Global Markets React to Trade Fears and Earnings Anticipation
Across the Atlantic, Dow Jones futures fell 0.8%, S&P 500 futures dropped 0.94%, and Nasdaq futures lost 1.23%. Rare earth producers in the US saw major gains as the trade conflict deepened. Critical Metals jumped 33% in premarket trading, USA Rare Earth rose 9%, and MP Materials gained 6%.
The euro and British pound weakened against the dollar, while the Japanese yen strengthened slightly.
Oil prices plunged as US benchmark crude fell over 2% to $58.25, and Brent crude slipped below $62, losing about 2%.
Gold and silver surged as investors sought safe havens. Gold reached $4,156.80, up 0.58%, while silver futures hit a record above $52 before settling near $50.

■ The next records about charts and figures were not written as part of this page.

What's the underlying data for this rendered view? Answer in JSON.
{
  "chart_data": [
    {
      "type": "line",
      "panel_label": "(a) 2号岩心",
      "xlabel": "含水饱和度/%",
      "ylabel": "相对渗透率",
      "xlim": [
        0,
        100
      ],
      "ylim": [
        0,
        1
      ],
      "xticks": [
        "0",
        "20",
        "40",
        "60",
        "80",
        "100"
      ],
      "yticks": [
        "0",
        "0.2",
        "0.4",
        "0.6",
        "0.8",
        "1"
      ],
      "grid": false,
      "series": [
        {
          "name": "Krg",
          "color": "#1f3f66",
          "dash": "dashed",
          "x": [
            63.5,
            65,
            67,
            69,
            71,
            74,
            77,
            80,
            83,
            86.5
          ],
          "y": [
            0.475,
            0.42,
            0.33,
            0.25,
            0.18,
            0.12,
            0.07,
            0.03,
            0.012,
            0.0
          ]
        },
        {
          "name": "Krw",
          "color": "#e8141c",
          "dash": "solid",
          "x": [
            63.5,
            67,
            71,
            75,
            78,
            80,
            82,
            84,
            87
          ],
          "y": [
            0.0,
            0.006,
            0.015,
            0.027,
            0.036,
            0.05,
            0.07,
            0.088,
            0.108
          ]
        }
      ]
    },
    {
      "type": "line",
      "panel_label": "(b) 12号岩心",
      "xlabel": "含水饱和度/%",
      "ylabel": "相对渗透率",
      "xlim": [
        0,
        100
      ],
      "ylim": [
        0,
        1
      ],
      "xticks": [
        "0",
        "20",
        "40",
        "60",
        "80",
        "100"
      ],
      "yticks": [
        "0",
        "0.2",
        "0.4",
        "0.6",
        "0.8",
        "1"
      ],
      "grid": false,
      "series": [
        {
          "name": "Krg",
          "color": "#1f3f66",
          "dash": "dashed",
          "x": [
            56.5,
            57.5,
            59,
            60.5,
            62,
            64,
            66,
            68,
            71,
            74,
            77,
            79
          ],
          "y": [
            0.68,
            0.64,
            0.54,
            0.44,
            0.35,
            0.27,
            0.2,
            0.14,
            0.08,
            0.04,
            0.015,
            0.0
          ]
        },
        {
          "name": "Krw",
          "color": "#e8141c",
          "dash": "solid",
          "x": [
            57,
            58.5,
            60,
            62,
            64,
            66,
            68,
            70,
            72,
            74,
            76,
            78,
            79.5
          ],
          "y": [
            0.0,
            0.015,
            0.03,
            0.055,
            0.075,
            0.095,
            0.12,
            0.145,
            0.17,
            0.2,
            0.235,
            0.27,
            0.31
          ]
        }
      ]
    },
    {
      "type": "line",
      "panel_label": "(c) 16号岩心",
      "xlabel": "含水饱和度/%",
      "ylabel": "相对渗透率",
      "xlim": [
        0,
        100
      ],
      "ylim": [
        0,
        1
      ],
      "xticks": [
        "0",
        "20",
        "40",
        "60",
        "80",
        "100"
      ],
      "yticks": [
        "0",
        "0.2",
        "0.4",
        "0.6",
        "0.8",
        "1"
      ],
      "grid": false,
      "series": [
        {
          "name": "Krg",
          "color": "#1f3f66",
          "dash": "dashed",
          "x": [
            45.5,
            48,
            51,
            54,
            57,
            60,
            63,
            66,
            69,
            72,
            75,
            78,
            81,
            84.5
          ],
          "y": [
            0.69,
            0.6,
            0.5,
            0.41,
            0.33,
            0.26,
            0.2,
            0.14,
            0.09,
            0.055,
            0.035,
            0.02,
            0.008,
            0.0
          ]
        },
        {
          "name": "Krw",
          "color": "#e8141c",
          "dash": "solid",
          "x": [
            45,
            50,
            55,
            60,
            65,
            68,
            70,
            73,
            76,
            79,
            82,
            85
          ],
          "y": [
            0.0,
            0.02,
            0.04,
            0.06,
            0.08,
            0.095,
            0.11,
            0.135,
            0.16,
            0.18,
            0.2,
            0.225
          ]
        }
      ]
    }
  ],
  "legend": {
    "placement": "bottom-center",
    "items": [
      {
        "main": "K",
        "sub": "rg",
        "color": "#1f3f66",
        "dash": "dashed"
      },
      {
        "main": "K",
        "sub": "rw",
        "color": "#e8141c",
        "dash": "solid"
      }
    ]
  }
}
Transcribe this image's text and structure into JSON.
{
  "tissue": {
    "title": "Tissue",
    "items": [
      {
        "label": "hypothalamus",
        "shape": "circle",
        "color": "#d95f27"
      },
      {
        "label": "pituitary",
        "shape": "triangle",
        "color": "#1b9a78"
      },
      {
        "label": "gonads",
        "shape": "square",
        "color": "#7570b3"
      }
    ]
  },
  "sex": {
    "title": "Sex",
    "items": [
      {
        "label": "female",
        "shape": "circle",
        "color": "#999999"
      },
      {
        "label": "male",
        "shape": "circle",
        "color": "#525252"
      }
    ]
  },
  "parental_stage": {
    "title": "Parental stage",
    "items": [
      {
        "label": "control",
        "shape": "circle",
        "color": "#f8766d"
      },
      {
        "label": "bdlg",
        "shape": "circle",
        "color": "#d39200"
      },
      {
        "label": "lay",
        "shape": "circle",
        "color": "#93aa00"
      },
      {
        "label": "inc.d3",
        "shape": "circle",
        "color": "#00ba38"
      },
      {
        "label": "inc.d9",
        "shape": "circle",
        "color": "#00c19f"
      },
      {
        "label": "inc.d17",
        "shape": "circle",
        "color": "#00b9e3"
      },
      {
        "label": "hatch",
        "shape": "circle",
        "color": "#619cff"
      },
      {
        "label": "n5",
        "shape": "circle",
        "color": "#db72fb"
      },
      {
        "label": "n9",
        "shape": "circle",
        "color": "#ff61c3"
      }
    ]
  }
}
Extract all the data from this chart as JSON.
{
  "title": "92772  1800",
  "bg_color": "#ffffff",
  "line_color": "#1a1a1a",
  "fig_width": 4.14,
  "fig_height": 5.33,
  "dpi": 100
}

Cryptocurrencies dropped sharply. Before noon in Europe, Bitcoin fell 3.5% to $111,801, and Ethereum declined 6.4% to $4,006.49.
Global sentiment remains uneasy as investors fear an AI-driven market bubble. Critics warn that soaring tech valuations outpace profits, recalling the 2000 dot-com crash. With earnings season starting, companies like JPMorgan Chase, Johnson & Johnson, and United Airlines will face intense scrutiny this week.